0
Shares
Pinterest Google+

Sydney – Uma Cidade com Arte

A grande variedade de galerias de arte, a frequência das exposições, a diversidade da escultura pública e uma arquitetura em crescente mutação tornaram Sydney numa capital da arte nos antípodas.

Texto e fotos Maria João Castro

A cidade nasceu no bairro The Rocks, porto que viu chegar à ilha-continente os primeiros colonos que logo trataram de tentar afastar os autóctones – os aborígenes –, para assim contrariar a ideia de que esse lugar era já pertença de alguém, ainda que os conquistadores não fossem mais do que um par de pontinhos na pintura aborígene. E é por este bairro singular que o visitante se deve iniciar na urbe, apesar de, numa primeira visita, não haja como contornar o ex-libris citadino: a silhueta da Ponte da Baía de Sydney a emoldurar, ao fundo, o edifício da Ópera.

Encaixado entre a Ponte e a famosa Ópera, encontra-se o bairro The Rocks, lugar do primeiro porto de Sydney. Situado no coração da colónia primitiva, aqui se edificou o primeiro assentamento europeu da Austrália, em 1788. As primeiras construções eram casas vernáculas tradicionais com telhados de palha, e mais tarde de arenito, a pedra a partir da qual derivou o nome do bairro. Gradualmente e, conforme a colónia crescia, os mais abastados foram-se instalando colina acima, deixando a área entregue ao vício e à luxúria. E foi nesta área que se instalaram presidiários, marinheiros e meretrizes, mantendo vivo um lugar de prescritos numa inigualável sedução.

Já no século XX, a degradação e deterioração de muitas construções levou à sua demolição, mas os sindicalistas conseguiram pôr cobro à destruição maciça e parte do antigo bairro foi poupado. E é precisamente nos edifícios antigos que se consegue resgatar a alma vadia da velha colónia.
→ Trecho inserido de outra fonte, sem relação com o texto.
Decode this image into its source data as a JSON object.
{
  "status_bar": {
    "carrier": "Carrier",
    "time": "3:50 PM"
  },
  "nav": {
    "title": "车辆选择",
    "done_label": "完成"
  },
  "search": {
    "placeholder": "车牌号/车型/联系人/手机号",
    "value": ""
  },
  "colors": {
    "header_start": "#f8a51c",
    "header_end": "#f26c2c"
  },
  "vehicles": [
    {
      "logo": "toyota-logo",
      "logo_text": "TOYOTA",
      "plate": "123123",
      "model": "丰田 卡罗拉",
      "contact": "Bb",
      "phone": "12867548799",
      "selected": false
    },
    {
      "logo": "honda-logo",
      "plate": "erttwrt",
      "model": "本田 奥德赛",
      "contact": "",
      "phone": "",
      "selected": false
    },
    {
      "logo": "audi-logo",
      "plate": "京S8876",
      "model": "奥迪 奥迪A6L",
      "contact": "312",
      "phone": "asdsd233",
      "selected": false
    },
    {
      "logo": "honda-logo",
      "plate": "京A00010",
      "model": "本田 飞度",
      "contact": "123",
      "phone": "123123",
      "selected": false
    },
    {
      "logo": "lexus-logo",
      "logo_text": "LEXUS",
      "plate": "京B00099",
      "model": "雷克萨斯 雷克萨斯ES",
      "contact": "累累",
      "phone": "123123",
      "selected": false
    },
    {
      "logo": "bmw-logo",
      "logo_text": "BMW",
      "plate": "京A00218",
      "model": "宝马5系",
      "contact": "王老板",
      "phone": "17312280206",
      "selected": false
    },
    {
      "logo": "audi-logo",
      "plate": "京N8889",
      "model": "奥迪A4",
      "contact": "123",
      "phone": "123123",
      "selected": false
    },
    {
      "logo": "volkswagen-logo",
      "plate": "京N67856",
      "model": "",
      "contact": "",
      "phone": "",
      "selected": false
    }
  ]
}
Bordéis convertidos em hotéis de charme, antigas tavernas transformadas em cafés elegantes, decrépitos armazéns de mercadoria reconvertidos em lojas de chapéus vintage ou chocolatarias de inebriantes aromas, velhas celas de prisão que albergam salas de um bar, vetustos antros de jogo e fumo que deram lugar às galerias de arte, tudo conflui num bairro de inusitado charme.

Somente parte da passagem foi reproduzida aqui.